The men were charged in Gap, a small city near France’s Italian border. The charges were related to an incident in 2018, when more than 100 members blocked the road to people trying to enter France from Italy.

They used an expensive array of means to do so — drones, a fleet of 4x4s, and even two helicopters and a light aircraft rented for the occasion— funded by donations that got a boost from the Twitter network of ex-Ku Klux Klan leader David Duke in the United States. Génération Identitaire declined to provide a comment to BuzzFeed News.

Generation Identity was founded in 2012 by former members of Unité Radicale, a far-right group that was banned following a plot to assassinate then-President Jacques Chirac. Its ties to the Christchurch shooter should have been a major wake up call to security officials, Dominique Sopo, the president of SOS Racisme said in an interview with BuzzFeed News in March. The group also has close ties to France’s second-largest party Marine Le Pen’s National Rally. An Al Jazeera documentary released last year showed that figures high up in the party, such as Nicolas Crochet and Frédéric Chatillion, who are known to be Le Pen’s “men in the shadows,” have supported Generation Identity. And one of the three convicted activists, Damien Lefèvre, is a parliamentary assistant for a National Rally MP, Gilbert Collard.

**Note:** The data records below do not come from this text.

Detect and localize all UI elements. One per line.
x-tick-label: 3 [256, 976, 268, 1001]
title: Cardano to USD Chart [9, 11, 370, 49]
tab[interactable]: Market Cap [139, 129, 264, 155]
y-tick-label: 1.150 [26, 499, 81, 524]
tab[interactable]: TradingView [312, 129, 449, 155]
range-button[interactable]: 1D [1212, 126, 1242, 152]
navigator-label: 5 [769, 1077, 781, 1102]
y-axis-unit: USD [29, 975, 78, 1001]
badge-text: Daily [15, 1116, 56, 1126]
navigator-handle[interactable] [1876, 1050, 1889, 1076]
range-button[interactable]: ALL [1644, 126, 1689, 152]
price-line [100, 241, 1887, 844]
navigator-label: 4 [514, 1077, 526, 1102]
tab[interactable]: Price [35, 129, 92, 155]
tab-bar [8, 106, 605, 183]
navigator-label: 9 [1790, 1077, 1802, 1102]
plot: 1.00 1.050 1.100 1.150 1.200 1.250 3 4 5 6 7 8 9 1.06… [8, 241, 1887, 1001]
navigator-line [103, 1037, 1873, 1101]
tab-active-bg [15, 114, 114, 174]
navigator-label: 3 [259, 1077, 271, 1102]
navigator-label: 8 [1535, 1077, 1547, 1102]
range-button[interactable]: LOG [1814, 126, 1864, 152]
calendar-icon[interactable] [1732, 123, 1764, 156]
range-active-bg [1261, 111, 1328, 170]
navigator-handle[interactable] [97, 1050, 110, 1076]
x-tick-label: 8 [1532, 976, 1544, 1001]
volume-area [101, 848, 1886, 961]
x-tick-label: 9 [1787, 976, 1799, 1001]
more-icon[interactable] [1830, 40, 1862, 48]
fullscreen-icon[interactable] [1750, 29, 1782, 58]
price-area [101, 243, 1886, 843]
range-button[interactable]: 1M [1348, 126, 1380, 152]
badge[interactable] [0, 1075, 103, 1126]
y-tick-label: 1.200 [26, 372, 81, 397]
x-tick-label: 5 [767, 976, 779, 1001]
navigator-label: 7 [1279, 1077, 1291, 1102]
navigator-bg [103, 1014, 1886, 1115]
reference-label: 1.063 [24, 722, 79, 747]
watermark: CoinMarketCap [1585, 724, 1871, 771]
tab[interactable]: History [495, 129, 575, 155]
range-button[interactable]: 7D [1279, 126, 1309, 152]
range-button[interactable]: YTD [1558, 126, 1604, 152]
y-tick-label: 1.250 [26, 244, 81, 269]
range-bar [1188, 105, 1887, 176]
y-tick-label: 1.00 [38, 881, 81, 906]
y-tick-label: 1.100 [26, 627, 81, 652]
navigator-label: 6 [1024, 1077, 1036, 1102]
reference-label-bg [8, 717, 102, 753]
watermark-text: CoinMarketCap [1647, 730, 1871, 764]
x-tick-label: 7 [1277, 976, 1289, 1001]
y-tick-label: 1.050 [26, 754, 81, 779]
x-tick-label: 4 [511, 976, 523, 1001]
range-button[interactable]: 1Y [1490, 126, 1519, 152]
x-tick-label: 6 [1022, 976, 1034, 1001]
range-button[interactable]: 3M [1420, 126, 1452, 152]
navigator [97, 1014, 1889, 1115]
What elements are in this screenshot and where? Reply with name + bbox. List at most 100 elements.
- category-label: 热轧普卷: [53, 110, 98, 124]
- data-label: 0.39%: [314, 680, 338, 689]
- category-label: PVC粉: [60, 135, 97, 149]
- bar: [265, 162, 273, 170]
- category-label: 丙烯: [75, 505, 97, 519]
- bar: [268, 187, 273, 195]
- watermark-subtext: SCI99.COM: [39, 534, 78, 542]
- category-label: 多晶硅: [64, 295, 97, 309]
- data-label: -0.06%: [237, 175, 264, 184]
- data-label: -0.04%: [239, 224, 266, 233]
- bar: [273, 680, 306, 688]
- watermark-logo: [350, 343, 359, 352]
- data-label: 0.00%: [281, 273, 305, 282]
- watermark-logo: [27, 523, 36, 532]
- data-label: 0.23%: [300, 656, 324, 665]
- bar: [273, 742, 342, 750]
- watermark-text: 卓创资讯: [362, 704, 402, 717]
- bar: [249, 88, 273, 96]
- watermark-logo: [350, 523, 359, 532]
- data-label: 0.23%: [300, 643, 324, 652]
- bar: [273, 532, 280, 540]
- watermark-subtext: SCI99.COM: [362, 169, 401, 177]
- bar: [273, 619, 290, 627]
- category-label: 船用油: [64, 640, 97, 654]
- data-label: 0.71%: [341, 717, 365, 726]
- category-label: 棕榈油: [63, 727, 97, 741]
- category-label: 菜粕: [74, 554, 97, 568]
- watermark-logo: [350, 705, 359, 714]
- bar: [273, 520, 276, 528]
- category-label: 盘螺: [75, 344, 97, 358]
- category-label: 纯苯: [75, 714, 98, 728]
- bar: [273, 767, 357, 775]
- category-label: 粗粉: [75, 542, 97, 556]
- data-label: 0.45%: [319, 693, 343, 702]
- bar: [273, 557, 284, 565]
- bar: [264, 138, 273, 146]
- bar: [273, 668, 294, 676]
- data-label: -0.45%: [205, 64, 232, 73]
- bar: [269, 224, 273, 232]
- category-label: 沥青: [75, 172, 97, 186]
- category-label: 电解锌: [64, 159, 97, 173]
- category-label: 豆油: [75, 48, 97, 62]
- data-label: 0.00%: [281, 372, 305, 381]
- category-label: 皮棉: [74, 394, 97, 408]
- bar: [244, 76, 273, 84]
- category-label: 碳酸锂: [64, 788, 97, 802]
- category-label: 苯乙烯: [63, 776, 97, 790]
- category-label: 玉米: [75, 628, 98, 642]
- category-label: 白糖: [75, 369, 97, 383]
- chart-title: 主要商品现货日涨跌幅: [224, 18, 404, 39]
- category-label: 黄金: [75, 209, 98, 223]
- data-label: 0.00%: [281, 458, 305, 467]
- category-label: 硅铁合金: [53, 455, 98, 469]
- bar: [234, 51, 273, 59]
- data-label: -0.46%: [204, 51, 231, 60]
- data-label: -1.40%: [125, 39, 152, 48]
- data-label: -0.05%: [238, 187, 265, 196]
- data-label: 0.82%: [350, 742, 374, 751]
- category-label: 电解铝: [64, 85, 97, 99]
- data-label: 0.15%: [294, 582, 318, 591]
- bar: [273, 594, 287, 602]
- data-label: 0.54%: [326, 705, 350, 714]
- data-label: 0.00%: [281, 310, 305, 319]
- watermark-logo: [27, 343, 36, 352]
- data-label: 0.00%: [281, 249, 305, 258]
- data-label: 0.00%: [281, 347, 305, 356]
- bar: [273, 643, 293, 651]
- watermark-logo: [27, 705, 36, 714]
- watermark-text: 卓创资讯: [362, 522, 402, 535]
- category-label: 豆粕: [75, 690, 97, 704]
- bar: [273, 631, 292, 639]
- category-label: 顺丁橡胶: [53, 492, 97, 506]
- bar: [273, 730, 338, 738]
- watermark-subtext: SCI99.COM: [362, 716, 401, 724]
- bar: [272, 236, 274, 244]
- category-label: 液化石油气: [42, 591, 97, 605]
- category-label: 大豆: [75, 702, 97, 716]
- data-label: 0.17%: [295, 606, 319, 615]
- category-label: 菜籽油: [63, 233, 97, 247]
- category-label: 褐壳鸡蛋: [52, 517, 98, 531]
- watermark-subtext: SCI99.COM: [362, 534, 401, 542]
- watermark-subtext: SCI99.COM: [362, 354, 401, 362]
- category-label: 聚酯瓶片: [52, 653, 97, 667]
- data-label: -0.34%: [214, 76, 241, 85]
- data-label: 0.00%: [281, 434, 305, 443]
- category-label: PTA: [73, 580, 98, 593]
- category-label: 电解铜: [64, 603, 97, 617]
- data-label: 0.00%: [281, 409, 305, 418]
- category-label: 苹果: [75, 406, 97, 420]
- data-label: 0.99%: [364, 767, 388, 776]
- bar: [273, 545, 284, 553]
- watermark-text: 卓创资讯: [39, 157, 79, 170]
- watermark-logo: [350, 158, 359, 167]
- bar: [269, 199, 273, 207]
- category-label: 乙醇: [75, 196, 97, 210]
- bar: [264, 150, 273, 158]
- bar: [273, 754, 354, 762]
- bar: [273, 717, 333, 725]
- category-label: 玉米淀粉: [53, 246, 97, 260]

Despite this, French officials advise caution before taking completely banning Generation Identity: “When we engage this procedure of dissolution, we have to be sure that everything is well done, and go right to the end of the procedure” Frédéric Potier, director of the French anti-discrimination agency known as DILCRAH, said in a phone interview with BuzzFeed News. “There is nothing worse than [a request for dissolution] being refused by the justice system: It reinforces and legitimates [Generation Identity].”

Up until this case, the French government had not taken any legal action against Génération Identitaire as a movement, relying instead on its new anti-hate speech law to trigger suspensions of members’ Facebook accounts on a case-by-case basis.

“We think it’s totally inadmissible…The government is not doing enough” Bourasseau said.